Q: What is the result of pride?
A: According to v.17, pride is evident in our forgetting God’s role in shaping and leading our life and allowing ourselves to embrace the false belief that we’ve accomplished everything on our own. It defeats the purpose of the cycle God has taken us through.
Application: How do you honestly view all that lies within your personal possession right now? Is it possible that at least one of the personal struggles in your life is rooted in the belief that something has come about by your own strength and power instead of God’s? Is it possible that in times of things going well that your thoughts and life no longer give God the same priority as during times of great need?
|18“But you shall remember the Lord your God, for it is He who is giving you power to make wealth, that He may confirm His covenant which He swore to your fathers, as it is this day. 19It shall come about if you ever forget the Lord your God and go after other gods and serve them and worship them, I testify against you today that you will surely perish. 20Like the nations that the Lord makes to perish before you, so you shall perish; because you would not listen to the voice of the Lord your God.||
Q: So what is the ACTUAL purpose of God’s provision for us personally?
A: According to v.18, “that He may confirm His covenant”. In other words, they are to be a visible testimony of our obedience and commitment to Him.
Application: Have you ever thought of the way you deal with physical needs as a testimony of your walk in Christ? How would this serve as a testimony of both the quality of your personal sanctification and your witness to others?

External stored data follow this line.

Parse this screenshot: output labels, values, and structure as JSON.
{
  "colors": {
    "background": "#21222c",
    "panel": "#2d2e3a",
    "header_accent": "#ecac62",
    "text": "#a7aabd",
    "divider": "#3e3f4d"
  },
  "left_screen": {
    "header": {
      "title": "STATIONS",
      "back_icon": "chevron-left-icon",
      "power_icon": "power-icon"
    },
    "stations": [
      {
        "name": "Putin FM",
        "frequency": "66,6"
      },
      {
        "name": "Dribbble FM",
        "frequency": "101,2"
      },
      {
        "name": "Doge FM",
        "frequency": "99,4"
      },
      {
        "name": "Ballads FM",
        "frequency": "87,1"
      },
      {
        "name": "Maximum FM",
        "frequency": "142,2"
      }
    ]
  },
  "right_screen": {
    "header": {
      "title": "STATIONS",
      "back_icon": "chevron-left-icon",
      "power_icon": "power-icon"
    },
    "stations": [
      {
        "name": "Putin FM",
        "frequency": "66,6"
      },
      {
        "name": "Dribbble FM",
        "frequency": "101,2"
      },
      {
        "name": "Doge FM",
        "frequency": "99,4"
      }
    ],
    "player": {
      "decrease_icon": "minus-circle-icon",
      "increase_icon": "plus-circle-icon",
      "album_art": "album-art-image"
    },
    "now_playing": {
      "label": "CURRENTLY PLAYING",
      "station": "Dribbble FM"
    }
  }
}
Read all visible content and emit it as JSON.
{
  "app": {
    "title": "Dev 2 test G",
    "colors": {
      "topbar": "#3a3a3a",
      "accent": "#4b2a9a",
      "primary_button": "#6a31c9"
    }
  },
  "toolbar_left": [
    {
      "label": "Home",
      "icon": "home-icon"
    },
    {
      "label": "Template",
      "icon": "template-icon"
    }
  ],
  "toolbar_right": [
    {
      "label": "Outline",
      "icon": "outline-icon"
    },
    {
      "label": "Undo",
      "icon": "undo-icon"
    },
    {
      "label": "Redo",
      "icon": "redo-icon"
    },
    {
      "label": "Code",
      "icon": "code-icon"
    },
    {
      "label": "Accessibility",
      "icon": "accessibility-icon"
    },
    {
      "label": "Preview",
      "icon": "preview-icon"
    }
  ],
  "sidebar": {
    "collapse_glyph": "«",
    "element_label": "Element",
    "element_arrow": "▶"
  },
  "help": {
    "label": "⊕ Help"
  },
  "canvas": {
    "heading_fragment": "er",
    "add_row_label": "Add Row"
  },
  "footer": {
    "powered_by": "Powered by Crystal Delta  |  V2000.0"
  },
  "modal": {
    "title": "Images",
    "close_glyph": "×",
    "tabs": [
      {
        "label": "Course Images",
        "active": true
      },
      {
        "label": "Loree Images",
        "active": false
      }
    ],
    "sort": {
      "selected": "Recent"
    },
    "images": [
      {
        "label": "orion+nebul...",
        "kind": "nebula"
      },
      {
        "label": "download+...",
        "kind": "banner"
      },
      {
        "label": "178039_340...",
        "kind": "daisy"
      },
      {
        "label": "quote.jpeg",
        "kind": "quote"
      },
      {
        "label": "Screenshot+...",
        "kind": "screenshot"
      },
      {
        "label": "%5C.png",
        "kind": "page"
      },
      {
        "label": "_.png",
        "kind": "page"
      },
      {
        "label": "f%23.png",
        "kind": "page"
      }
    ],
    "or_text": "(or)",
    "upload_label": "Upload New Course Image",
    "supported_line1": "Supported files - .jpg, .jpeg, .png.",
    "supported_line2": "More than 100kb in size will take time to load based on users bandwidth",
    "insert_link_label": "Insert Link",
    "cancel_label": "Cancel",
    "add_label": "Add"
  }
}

Q: How might v.19-20 be applied to us today?
A: It’s a teaching about backsliding into the ways of the old life, that disobedience takes us right back to the place we were before Christ.
Q: In v.20 it’s basically stated that disobedience is the result of not listening “to the voice of the Lord your God”. What does this teach us about the biblical definition of what it means “to listen”?
A: Biblically speaking, the only evidence that someone has listened is if they put the things they heard into actual practice. The only proof that we have “listened” is the degree to which we obey and put it into practice.
For if anyone is a hearer of the word and not a doer, he is like a man who looks at his natural face in a mirror; for once he has looked at himself and gone away, he has immediately forgotten what kind of person he was. But one who looks intently at the perfect law, the law of liberty, and abides by it, not having become a forgetful hearer but an effectual doer, this man will be blessed in what he does.